ÇOMÜ'de orman yangınları masaya yatırıldı

ÇOMÜ Bayramiç Meslek Yüksekokulu'nda ''Orman yangınları hakkında bilinmesi gerekenler'' konulu panel, ÇOMÜ Rektörü Prof. Dr. R. Cüneyt Erenoğlu'nun katılımı ile gerçekleştirildi.

624
Çanakkale Onsekiz Mart Üniversitesi Bayramiç Meslek Yüksekokulu'nda orman yangınlarına ilişkin panel gerçekleştirildi. Yapılan panelde, orman yangınlarının artışına ilişkin fikir alışverişinde bulunulurken, en doğru tedbirlerin nasıl alınabileceğine ilişkin bilgilendirmeler yapıldı.

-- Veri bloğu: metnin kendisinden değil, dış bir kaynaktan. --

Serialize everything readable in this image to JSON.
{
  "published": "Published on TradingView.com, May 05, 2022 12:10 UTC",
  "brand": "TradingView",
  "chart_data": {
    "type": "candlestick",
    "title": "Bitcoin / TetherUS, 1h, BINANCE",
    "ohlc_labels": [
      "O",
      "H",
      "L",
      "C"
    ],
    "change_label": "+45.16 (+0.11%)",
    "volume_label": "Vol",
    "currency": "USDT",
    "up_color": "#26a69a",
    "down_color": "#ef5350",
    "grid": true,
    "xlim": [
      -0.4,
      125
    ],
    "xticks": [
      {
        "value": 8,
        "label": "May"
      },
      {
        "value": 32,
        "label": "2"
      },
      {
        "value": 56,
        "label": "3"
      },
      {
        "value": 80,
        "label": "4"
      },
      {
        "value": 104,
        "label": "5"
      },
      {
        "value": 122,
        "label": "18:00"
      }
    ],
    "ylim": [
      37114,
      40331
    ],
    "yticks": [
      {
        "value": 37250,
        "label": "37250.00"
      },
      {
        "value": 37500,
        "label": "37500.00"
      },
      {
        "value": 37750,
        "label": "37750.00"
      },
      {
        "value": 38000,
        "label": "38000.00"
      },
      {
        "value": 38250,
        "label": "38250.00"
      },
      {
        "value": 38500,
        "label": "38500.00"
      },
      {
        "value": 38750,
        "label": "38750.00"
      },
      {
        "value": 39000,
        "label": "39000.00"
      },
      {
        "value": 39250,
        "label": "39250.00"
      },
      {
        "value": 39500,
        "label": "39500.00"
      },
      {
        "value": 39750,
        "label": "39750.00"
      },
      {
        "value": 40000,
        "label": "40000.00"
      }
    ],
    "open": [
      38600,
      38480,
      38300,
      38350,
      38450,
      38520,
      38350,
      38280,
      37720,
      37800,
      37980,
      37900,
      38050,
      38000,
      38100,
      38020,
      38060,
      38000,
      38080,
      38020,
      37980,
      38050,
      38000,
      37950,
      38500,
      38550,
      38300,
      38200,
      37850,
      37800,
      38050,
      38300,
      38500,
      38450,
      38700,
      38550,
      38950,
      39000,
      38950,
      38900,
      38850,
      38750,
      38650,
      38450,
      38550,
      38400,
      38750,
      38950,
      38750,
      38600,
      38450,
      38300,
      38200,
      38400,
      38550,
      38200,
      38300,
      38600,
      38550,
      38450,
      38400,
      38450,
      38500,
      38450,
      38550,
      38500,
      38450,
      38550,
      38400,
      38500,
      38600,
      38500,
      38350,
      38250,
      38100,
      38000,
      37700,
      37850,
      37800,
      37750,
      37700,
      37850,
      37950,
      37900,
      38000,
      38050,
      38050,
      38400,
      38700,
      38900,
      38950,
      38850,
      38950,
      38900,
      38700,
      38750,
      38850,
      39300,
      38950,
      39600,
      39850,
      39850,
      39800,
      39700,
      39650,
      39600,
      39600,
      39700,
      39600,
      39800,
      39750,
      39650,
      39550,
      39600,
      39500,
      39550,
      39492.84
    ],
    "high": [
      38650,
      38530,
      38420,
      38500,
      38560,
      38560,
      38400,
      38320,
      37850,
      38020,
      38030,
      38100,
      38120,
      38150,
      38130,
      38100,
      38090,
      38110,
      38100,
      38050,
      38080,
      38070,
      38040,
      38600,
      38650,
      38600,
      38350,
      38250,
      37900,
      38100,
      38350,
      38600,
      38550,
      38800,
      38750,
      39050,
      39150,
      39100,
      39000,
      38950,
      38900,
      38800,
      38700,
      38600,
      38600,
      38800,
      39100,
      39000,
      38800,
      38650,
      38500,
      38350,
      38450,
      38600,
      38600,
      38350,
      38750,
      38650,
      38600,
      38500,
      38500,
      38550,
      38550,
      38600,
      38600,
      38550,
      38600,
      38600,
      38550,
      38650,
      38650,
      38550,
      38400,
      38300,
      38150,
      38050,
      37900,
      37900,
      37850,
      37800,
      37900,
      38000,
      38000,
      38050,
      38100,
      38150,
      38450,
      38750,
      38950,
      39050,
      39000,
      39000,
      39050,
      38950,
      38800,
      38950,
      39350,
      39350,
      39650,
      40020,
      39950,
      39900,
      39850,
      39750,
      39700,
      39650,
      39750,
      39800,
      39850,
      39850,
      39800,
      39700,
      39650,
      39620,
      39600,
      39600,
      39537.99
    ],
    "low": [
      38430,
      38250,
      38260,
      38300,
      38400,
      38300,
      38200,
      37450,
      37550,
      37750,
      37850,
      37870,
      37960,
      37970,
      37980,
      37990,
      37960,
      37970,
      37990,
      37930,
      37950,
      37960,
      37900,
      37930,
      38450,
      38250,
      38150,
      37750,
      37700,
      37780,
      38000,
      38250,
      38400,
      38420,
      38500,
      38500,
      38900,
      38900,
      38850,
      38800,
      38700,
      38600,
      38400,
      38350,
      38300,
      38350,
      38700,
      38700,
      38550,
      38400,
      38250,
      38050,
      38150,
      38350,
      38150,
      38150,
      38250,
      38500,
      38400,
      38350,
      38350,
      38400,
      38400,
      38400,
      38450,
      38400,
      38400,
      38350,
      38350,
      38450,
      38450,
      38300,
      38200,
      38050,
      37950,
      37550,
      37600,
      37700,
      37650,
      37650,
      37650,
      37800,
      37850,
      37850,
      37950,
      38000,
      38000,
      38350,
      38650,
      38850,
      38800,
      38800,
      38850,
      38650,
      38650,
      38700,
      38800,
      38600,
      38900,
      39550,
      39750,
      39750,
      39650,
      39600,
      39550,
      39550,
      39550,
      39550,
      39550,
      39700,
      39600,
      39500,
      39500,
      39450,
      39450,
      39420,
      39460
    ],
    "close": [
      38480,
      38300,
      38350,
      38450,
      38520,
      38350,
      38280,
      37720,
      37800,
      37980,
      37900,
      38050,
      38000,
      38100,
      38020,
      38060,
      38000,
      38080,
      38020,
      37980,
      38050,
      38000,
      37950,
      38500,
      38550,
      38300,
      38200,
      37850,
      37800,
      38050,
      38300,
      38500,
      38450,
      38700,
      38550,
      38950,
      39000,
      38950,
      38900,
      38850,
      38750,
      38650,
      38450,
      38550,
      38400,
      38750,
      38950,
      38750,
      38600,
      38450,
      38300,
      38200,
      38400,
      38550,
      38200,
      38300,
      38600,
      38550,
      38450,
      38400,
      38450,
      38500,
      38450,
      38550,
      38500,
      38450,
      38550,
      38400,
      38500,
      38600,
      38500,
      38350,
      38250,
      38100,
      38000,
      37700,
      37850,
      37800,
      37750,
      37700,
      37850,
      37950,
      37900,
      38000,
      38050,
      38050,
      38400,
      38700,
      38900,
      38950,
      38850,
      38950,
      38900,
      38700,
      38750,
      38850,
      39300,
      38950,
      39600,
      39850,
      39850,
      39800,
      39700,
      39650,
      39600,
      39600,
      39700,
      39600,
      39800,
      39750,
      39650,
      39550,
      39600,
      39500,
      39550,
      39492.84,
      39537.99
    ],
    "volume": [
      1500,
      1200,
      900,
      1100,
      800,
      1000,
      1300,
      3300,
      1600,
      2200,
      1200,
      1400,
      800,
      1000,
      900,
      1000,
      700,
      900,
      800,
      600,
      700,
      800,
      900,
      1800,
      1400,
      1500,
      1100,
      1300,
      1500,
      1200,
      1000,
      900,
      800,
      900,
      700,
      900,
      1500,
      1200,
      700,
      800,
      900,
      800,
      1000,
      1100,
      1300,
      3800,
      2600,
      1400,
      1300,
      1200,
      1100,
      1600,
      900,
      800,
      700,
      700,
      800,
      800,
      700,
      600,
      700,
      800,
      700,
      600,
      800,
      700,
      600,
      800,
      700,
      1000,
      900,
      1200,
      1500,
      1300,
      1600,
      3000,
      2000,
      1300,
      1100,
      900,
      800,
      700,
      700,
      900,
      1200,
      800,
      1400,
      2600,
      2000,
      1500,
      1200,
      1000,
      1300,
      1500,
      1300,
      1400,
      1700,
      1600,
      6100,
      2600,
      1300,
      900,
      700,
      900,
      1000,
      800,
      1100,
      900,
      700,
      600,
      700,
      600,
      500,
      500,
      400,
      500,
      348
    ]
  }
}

Rektör Erenoğlu çalıştayların önemine değindi
ÇOMÜ Bayramiç Meslek Yüksekokulu'nda gerçekleştirilen ''Orman yangınları hakkında bilinmesi gerekenler" adlı panelin açılışında konuşma yapan ÇOMÜ Rektörü Prof. Dr. R. Cüneyt Erenoğlu, Üniversitenin ve Çanakkale genelinde, orman yangınları ile ilgili bilgilendirme-bilinçlendirme çalışmaları, yangınların önlenmesi ve yangınlara karşı hazırlıklı olma ve yangınlar sonrasında yapılması gerekenler konularının etraflıca araştırılıp, konunun uzmanlarından bilgiler edinerek, edinilen bu bilgilerin sürdürülebilir bir şekilde paylaşılması gerektiğini belirtti. Bu bağlamda orman yangınları hakkında bilinmesi gerekenler ve mücadele konularında üniversite bünyesindeki akademik ve idari personel ile imkanların değerlendirilerek, iş birliği platformlarının kurulmasının, gerçekleştirilen bu panel ve çalıştaylar gibi organizasyonların düzenlenmesinin önemini vurguladı. Orman yangınları hakkında bilgilendirme ve bilinçlendirme amacı ile düzenlenen bu panelin ilerde yapılacak olan diğer çalışmalar ve çalıştaylar için de öncülük ederek bir temel oluşturacağını belirtti.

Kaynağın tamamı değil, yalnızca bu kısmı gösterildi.